Political Participation
The Election Commission of India carried out the largest enrolment exercise of Trans persons on the electoral rolls this election cycle. Further, prominent transgender persons across the country were made their Election Mascots. Over the last one year, India has experienced a record number of LGBT persons contesting elections to local bodies, state assemblies and union parliament for public service. Major political parties included LGBT+ rights in their election manifestos and inducted persons from the community as spokespersons.
Support From Technology Companies
Pride tech collectives across the country hosted job fairs for people from the LGBT+ community. A record number of tech and corporate companies in India came out in support of equal rights in principle, if not in action. One of the collective’s member, Suresh Ramdas, went on to become Mr Gay India 2019.
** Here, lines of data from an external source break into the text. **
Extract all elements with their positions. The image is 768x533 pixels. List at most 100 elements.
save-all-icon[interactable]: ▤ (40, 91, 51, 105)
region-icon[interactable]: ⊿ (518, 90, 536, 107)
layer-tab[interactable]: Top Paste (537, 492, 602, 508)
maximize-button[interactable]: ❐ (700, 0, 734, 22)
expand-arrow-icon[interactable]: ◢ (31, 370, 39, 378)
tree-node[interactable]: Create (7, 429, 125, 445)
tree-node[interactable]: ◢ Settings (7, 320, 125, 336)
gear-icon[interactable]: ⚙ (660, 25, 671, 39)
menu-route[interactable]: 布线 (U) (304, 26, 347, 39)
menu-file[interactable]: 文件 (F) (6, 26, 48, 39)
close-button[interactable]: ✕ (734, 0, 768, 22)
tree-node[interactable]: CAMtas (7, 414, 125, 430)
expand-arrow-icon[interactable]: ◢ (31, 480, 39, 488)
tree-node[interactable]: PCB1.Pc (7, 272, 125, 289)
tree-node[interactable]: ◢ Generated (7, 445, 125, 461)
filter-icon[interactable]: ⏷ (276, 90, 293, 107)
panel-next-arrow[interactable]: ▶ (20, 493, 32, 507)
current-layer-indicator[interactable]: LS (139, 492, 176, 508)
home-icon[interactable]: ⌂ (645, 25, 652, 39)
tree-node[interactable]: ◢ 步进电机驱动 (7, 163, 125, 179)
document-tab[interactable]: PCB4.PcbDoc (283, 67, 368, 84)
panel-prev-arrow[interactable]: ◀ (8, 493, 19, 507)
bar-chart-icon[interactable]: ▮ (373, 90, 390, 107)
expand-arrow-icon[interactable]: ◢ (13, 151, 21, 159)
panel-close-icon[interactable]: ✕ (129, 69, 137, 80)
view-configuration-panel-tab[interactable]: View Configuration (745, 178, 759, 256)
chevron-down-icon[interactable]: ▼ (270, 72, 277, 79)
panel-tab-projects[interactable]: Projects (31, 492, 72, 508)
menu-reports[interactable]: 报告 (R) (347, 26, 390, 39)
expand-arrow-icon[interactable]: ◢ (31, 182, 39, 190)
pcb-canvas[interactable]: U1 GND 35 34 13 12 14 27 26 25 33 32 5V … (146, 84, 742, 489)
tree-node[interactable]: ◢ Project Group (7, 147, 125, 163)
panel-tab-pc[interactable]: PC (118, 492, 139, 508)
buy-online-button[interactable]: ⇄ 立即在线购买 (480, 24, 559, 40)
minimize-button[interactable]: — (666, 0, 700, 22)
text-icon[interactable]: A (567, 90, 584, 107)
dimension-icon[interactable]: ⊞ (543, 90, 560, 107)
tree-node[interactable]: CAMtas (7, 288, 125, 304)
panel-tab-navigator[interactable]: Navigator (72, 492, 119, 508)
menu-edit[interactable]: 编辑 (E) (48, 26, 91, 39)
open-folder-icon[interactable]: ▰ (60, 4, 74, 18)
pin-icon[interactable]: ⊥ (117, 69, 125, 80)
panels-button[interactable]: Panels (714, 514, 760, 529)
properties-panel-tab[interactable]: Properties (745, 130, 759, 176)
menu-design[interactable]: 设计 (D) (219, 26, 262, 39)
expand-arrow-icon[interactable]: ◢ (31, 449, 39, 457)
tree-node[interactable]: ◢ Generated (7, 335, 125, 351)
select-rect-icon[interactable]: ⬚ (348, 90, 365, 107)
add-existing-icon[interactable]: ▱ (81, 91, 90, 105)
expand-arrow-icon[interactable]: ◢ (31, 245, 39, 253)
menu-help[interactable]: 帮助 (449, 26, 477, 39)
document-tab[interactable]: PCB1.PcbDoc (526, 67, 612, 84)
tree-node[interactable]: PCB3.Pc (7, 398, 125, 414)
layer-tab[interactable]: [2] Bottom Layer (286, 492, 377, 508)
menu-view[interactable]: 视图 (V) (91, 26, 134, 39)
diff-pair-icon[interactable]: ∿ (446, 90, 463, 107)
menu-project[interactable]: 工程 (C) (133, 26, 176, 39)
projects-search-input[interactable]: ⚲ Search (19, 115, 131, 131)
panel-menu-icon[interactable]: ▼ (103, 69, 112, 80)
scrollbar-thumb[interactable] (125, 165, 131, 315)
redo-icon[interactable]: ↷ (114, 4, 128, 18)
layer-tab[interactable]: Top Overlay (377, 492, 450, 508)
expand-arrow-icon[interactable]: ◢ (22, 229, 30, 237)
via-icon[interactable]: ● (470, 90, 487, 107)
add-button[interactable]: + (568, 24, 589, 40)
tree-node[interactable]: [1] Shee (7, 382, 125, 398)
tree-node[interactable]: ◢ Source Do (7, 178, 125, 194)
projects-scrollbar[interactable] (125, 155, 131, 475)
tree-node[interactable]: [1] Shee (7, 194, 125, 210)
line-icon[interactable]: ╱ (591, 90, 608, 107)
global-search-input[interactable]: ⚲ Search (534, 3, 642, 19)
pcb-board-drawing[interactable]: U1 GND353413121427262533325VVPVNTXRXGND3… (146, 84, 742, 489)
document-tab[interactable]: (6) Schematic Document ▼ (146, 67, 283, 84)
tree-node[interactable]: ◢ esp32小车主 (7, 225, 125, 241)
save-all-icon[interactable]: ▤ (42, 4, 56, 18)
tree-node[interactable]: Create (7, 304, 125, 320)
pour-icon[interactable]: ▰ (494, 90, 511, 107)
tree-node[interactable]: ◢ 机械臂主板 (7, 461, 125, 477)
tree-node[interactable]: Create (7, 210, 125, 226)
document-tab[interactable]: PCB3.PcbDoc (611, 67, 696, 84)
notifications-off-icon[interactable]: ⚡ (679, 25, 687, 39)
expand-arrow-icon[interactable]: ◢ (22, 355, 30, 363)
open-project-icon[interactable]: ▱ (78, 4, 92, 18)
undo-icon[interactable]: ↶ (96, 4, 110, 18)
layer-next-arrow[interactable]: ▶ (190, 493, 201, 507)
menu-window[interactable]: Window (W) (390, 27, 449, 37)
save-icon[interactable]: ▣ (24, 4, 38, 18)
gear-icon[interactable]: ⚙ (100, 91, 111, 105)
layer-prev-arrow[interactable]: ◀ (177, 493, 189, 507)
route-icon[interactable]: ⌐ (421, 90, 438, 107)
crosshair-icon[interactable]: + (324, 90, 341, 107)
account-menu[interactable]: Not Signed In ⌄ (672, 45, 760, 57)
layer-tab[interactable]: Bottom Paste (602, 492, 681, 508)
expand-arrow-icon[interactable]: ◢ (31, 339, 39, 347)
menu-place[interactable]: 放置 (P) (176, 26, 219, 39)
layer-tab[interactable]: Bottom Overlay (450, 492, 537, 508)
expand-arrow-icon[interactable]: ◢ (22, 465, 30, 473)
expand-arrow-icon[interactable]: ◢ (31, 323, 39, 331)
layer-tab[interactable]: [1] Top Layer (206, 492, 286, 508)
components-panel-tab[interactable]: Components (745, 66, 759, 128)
While these silver linings have defined the LGBT struggle and progress in the last one year, the inept current government keeps pulling back the fight for equal rights to the dark ages.
The draconian Transgender Persons (Protection of Rights) Bills was passed in the parliament without pertinent amendments. Surrogacy (Regulation) Bill 2019 passed by Lok Sabha on August 2019 debars LGBT Couples or Individuals from adopting children. The Human Rights Bill introduced and passed by the parliament didn’t recognise LBGT persons as a vulnerable group; neither did it grant equal safeguards to the communities.
None of the Legislative Bills accords equal job opportunities and livelihoods to marginalised LBGT persons. The present government is stern in its position concerning marriage equality; it recognises marriage as a union between a man and a woman only. The Social Justice and Empowerment Ministry and the National Human Rights Commission keeps turning a blind eye towards equal rights concerns of the LGBT community.
Recently, a civil aviation officer wrote a mercy killing plea to the President of India as she was systematically discriminated against, and not selected for a job due to her gender identity.
Police brutality on transgender persons continues at multiple locations across India; at times they become victims to mob lynching. With the number of suicides among LGBT+ persons in India, increasing day by day, the need to address the trauma and harassment which LGBT+ persons experience has become the need of the hour.
Justice D.Y Chandrachud, in his concurring opinion to the Navtej Singh Johar and others vs. the Union of India Judgement, explicitly noted how there is a worrisome lack of knowledge with regard to sexuality and varied gender identities in India, and how the Government of India needs to take up a proactive role in spreading awareness about the subject, its people and their struggle to exist. As the government continues to turn a deaf eye to the opinion, the article intends to fill that gap.
“What unites us is our stories of oppression. What makes us is our stories of struggles.”